Hardest of all was hearing Beethoven's Piano Sonata No. 8 in C minor, Op. 13 (Pathetique) and the third movement of Sonata No. 14 in C# minor ("Moonlight's" Presto Agitato) in brilliant, sparkling, precise glory. These are pieces of music that have been worn into my fingers over years and years of practice, sonatas I have come back to time and time again since my childhood, in some cases since elementary school when my tiny fingers could not yet physically span Beethoven's chords. My hands have stretched and reached and grown into them, loved them -- loved them, fueled by rage. When I learned these pieces, they became my punching bags, my outlet for storms of anger. In middle school, which I went through feeling like a bomb waiting to explode, it was the first movement of the Pathetique I thrashed my rage into; the second movement calmed me down again. The third movement of No. 14, which I never really mastered, felt like running; as a preteen hungering to bust out and learn things beyond what I felt I could do in my hometown, this piece -- this particular piece -- was the one thing that pushed at the boundaries of my mental and physical limits. To discover that my sonatas, soaked in sweat and storms of anger, foxholes of solace for over a decade -- were dull, muted, pale shades of what they could be with full hearing -- that shook me. It was like looking at your childhood best friend and realizing that you'd never really known them. That night, after everyone except Sebastian and myself had gone to bed, we sat on the couch and he held me as I sobbed for a long, long time.
It's much, much easier to not know what you've missed, not know what you are missing, especially if it's likely that you'll always, always miss it. But I resolved a long time ago to choose awareness over absence of pain, and while I falter often on that resolution, it's still something I strive for; the falterings usually happen along the way to picking myself up repeatedly and trying to be brave enough again, again, again.

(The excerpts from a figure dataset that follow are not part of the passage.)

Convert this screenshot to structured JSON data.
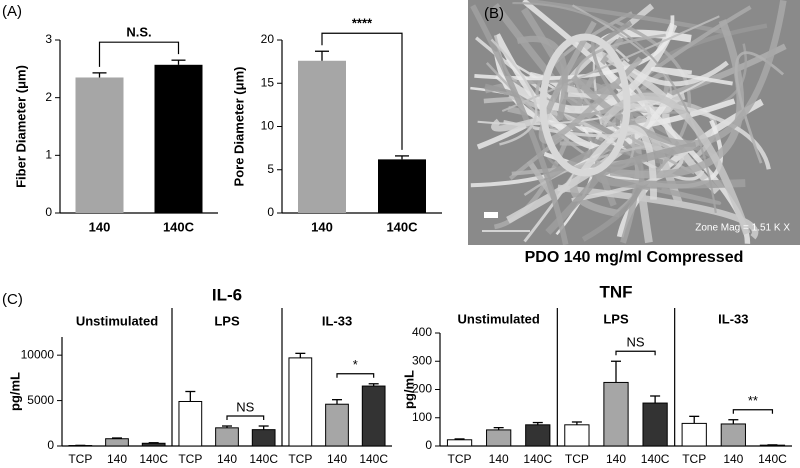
{
  "chart_data": [
    {
      "type": "bar",
      "panel_label": "(A)",
      "ylabel": "Fiber Diameter (μm)",
      "categories": [
        "140",
        "140C"
      ],
      "values": [
        2.35,
        2.57
      ],
      "errors": [
        0.08,
        0.08
      ],
      "colors": [
        "#a6a6a6",
        "#000000"
      ],
      "ylim": [
        0,
        3
      ],
      "yticks": [
        0,
        1,
        2,
        3
      ],
      "significance": "N.S."
    },
    {
      "type": "bar",
      "ylabel": "Pore Diameter (μm)",
      "categories": [
        "140",
        "140C"
      ],
      "values": [
        17.6,
        6.2
      ],
      "errors": [
        1.1,
        0.4
      ],
      "colors": [
        "#a6a6a6",
        "#000000"
      ],
      "ylim": [
        0,
        20
      ],
      "yticks": [
        0,
        5,
        10,
        15,
        20
      ],
      "significance": "****"
    },
    {
      "type": "bar",
      "panel_label": "(C)",
      "title": "IL-6",
      "ylabel": "pg/mL",
      "categories": [
        "Unstimulated",
        "LPS",
        "IL-33"
      ],
      "series": [
        {
          "name": "TCP",
          "color": "#ffffff",
          "values": [
            50,
            4900,
            9700
          ],
          "errors": [
            20,
            1100,
            500
          ]
        },
        {
          "name": "140",
          "color": "#a6a6a6",
          "values": [
            800,
            2000,
            4600
          ],
          "errors": [
            80,
            200,
            500
          ]
        },
        {
          "name": "140C",
          "color": "#333333",
          "values": [
            300,
            1800,
            6600
          ],
          "errors": [
            60,
            400,
            250
          ]
        }
      ],
      "ylim": [
        0,
        12000
      ],
      "yticks": [
        0,
        5000,
        10000
      ],
      "significance": [
        null,
        "NS",
        "*"
      ]
    },
    {
      "type": "bar",
      "title": "TNF",
      "ylabel": "pg/mL",
      "categories": [
        "Unstimulated",
        "LPS",
        "IL-33"
      ],
      "series": [
        {
          "name": "TCP",
          "color": "#ffffff",
          "values": [
            22,
            75,
            80
          ],
          "errors": [
            3,
            10,
            25
          ]
        },
        {
          "name": "140",
          "color": "#a6a6a6",
          "values": [
            57,
            225,
            78
          ],
          "errors": [
            8,
            75,
            15
          ]
        },
        {
          "name": "140C",
          "color": "#333333",
          "values": [
            75,
            152,
            3
          ],
          "errors": [
            8,
            25,
            1
          ]
        }
      ],
      "ylim": [
        0,
        400
      ],
      "yticks": [
        0,
        100,
        200,
        300,
        400
      ],
      "significance": [
        null,
        "NS",
        "**"
      ]
    }
  ],
  "image": {
    "label": "(B)",
    "scale_text": "Zone Mag = 1.51 K X",
    "caption": "PDO 140 mg/ml Compressed"
  }
}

One of the things I hope to be able to do in dancing at some point is to move through music that makes me feel, try to express some of those emotions with my body. It is strange, having feelings, allowing them to exist. I don't know what to do with them. I need to move more muscles to get them unstuck, let them out. I need those muscles to be strong enough, flexible, able to catch themselves; I need to know my body's ready for me to trust it. With dancing, with music, with writing, with anything -- it is the discipline that gives you the power to be free. It's why I work so hard. It's why I'm so damn tired; I want more freedom in my life, so I push and push -- and it is worth it, being able to have those moments when things work. How much farther can I keep on going? How much can I improve the way I train myself?
A friend sent me photographs of spontaneous joy this morning. One goal of mine is to have more unguarded moments when I allow myself to be that way. This is surprisingly difficult. One reason I decided to keep my studio apartment instead of moving into a cheaper place with friends is that it's liberating to have a space where I can play with scary things -- emotions, moving, pouring Bach-Busoni through my speakers and rolling out on the floor and noticing what happens as the piano swells itself into an organ and comes down, sheet upon sheet of sound, through me.
More music. Good music. Feed it to me now -- classical, contemporary, anything. Music that comes through and makes you feel. What should I hear?